In the buildup to the Aug. 10 referenda that will decide the fate of President Evo Morales and eight of Bolivia's nine state governors, downtown La Paz is seeing nightly protests by interest groups eager to grab national attention while pressure on the government is fierce. For the past week, the Cochabamba Federation of People with Disabilities has been staging roadblocks in central La Paz demanding more weekly payments. (The Huanuni tin mine, in the Oruro region, 160 miles south of La Paz, has been shut down by a strike since Thursday, while workers demand steeper pension reforms than the Morales administration has proposed.)
The protests have largely been peaceful in La Paz. An overwhelming police presence effectively cordons off the roadblocks each night, and traffic is minimally affected. The protests are centered around the business sector of La Paz, at the intersection of calles Ayacucho and Potosí, near Plaza Murillo, where the National Palace sits. To the right, a disabled woman holds a sign that says, "We want to be incorporated into the change with a bond of fairness and solidarity."

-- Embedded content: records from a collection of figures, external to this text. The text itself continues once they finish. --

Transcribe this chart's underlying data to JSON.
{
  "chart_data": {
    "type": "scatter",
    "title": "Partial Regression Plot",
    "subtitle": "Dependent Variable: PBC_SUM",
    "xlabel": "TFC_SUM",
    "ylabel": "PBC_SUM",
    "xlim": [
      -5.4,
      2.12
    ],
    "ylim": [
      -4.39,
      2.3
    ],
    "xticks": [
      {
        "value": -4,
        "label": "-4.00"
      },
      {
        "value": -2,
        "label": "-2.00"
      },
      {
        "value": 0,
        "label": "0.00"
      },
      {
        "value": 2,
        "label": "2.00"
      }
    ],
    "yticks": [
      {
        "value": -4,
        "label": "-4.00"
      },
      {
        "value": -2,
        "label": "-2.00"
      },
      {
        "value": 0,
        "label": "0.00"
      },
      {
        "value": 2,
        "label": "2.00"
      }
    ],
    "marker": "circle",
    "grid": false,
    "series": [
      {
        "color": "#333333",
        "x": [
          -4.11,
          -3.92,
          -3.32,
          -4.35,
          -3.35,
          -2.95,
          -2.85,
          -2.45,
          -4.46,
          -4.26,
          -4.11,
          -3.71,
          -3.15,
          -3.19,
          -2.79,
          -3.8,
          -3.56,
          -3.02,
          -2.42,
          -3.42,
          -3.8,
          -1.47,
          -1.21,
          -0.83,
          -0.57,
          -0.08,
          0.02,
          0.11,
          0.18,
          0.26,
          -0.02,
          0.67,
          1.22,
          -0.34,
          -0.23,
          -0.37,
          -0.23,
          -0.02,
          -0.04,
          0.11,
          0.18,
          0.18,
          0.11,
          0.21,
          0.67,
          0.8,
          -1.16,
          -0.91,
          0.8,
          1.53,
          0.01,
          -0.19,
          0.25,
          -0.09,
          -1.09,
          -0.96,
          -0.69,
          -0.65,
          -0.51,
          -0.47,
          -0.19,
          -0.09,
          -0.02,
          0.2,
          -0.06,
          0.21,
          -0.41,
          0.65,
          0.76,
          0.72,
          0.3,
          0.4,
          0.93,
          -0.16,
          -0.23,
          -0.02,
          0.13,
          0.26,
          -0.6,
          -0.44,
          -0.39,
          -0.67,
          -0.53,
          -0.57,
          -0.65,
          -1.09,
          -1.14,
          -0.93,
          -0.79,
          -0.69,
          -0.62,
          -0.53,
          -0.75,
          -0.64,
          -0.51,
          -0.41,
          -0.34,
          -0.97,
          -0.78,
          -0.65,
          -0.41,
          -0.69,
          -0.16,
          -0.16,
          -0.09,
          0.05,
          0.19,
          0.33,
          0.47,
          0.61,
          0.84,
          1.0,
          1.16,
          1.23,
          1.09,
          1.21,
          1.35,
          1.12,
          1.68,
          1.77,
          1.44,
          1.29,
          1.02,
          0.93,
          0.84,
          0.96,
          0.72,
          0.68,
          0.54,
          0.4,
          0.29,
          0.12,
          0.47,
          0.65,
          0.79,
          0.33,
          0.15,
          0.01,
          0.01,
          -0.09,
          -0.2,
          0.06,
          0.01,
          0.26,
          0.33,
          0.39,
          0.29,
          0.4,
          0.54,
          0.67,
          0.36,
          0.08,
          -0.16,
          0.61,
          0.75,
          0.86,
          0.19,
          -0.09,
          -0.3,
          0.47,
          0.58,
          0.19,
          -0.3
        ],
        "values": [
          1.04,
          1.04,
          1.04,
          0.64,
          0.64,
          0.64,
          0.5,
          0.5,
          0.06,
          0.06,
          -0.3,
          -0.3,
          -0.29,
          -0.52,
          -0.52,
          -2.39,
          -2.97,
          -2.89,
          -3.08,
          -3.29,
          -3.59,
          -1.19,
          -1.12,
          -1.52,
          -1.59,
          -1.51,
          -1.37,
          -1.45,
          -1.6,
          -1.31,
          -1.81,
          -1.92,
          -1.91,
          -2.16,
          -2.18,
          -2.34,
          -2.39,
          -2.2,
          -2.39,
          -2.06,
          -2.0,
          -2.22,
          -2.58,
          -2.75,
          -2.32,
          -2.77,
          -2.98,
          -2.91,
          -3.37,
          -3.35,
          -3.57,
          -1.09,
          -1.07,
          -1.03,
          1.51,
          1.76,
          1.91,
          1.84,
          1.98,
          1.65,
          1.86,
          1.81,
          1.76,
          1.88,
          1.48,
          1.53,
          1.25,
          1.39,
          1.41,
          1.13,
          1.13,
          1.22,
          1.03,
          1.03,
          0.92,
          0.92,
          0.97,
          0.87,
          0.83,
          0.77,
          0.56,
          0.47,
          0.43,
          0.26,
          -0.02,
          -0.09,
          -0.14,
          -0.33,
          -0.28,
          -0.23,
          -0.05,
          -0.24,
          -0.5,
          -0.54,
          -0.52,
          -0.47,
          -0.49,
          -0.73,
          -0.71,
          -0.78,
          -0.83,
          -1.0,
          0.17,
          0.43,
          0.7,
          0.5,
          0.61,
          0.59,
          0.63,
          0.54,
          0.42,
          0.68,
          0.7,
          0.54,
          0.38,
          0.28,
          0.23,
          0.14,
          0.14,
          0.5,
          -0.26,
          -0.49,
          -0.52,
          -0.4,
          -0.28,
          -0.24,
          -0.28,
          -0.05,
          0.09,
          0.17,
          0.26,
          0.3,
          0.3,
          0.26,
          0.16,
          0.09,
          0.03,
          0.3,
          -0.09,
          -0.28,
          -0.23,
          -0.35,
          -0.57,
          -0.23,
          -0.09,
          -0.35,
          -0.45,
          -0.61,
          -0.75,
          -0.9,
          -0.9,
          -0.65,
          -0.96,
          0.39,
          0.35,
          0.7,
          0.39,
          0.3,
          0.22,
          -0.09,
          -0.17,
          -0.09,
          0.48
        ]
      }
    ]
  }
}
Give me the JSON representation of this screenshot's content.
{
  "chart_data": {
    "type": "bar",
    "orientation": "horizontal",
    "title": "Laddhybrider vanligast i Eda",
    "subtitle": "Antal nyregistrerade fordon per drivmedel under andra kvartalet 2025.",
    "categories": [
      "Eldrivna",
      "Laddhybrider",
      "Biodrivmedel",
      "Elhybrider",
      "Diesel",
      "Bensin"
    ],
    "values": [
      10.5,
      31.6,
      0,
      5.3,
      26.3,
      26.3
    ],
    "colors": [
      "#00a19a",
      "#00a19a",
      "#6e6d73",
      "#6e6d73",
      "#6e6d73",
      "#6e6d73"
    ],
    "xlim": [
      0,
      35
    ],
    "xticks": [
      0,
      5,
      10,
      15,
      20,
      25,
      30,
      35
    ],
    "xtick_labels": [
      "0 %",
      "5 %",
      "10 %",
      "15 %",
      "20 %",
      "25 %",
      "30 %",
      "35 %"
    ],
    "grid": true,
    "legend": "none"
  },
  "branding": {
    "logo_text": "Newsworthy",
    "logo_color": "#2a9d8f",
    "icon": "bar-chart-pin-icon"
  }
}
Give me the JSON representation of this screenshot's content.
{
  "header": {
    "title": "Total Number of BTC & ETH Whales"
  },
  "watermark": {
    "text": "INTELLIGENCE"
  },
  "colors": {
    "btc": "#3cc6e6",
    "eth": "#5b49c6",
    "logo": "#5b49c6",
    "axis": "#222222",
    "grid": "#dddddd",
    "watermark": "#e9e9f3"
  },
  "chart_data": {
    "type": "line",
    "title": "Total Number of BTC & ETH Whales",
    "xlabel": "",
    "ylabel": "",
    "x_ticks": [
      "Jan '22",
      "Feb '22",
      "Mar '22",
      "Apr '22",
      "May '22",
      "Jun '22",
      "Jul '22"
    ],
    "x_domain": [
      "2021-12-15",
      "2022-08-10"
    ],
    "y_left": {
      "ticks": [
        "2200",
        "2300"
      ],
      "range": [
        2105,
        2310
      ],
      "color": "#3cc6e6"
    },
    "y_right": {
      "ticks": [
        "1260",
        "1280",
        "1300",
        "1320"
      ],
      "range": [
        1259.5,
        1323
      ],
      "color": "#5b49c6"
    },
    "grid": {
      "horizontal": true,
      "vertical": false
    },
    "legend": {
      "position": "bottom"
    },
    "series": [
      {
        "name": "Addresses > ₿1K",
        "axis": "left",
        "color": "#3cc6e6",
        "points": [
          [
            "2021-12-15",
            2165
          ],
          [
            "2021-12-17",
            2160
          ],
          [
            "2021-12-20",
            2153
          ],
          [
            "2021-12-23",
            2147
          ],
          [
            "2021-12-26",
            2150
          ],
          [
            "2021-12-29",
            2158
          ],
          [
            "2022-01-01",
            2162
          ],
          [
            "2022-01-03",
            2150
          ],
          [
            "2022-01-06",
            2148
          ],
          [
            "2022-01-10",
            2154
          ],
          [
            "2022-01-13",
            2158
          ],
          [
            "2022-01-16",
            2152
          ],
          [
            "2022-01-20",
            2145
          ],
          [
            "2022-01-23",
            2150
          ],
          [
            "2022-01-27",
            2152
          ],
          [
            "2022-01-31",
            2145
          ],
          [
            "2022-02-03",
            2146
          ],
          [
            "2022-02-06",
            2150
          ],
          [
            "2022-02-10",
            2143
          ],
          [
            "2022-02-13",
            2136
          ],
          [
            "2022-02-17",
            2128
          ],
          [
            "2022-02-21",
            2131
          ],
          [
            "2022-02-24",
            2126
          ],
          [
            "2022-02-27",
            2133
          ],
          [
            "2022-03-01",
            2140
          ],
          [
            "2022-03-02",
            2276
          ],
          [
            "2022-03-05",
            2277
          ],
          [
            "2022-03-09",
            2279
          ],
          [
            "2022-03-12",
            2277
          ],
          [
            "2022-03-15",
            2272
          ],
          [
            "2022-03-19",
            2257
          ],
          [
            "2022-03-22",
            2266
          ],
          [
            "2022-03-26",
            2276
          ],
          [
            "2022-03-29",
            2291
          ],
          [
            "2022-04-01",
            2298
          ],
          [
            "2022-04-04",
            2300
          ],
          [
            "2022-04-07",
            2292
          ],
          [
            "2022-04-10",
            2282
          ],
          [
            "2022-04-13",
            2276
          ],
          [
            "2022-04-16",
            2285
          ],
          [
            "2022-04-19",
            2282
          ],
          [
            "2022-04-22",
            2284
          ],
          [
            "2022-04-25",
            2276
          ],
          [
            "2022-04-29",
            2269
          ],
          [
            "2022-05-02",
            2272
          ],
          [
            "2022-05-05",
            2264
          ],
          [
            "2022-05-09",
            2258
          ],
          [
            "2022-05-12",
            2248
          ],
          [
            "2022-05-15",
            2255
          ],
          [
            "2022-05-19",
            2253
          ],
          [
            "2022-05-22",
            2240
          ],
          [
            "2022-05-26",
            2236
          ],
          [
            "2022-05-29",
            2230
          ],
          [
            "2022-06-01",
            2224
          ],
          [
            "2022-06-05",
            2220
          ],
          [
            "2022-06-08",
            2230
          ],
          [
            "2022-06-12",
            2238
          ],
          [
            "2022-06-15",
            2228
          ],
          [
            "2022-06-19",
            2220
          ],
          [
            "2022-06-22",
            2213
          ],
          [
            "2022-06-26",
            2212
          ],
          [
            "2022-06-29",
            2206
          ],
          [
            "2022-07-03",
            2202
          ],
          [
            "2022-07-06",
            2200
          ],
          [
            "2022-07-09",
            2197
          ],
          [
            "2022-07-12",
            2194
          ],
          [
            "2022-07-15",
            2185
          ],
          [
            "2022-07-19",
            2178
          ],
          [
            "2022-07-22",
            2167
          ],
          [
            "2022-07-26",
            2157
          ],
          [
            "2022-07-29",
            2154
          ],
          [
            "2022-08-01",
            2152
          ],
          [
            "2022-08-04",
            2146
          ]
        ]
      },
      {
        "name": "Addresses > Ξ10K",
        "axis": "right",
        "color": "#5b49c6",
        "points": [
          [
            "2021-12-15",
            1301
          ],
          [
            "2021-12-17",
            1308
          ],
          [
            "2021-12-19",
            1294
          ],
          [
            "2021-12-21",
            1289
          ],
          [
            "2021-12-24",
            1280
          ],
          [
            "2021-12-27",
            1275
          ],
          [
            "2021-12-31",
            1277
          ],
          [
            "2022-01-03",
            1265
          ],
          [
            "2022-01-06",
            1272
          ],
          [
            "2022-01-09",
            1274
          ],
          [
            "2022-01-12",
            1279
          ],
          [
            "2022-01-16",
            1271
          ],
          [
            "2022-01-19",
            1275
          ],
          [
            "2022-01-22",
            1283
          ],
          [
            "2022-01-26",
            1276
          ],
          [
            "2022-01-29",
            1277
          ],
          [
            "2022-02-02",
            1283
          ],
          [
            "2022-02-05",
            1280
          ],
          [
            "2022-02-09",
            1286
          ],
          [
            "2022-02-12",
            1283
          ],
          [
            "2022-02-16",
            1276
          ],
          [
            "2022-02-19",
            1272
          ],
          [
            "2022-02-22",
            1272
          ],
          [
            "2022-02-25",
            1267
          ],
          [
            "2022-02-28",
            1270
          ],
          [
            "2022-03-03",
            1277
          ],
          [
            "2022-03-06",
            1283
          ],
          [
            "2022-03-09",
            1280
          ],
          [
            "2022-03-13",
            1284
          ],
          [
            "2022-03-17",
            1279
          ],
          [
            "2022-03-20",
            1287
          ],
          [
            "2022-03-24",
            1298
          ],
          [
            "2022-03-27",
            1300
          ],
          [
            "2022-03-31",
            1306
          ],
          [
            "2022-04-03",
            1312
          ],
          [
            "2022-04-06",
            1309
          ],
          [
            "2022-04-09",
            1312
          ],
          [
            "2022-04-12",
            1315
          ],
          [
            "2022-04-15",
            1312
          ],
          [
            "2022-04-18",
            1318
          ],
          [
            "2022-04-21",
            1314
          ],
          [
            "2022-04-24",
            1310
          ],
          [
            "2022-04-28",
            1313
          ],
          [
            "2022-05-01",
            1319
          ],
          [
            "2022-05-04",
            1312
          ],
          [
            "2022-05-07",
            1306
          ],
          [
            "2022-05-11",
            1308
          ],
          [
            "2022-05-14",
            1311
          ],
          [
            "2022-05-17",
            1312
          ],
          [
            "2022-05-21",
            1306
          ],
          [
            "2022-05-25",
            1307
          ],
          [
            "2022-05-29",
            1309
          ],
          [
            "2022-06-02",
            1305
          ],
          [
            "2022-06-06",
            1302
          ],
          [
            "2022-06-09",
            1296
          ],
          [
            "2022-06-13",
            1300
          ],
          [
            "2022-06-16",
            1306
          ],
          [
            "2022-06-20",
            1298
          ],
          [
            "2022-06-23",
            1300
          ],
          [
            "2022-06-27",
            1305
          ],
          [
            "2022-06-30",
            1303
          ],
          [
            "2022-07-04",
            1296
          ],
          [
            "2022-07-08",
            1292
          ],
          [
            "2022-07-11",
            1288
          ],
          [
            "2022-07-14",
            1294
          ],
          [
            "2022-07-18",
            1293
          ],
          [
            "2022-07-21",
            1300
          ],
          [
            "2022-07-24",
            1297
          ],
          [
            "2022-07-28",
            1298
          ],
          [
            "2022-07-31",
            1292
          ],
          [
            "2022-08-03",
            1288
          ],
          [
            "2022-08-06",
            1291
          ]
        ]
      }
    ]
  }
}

Last week the government accused the right-wing opposition of manipulating the demands of the disabled groups and the miners' union to destabilize the country in the face of the crucial referenda this coming Sunday. If so, it would be a curious alliance, as the miners' union has denounce the proposed pension reform as "pro-business." The opposition to President Morales is headed by the Pro–Santa Cruz Committee, a powerful business group from the break-away state.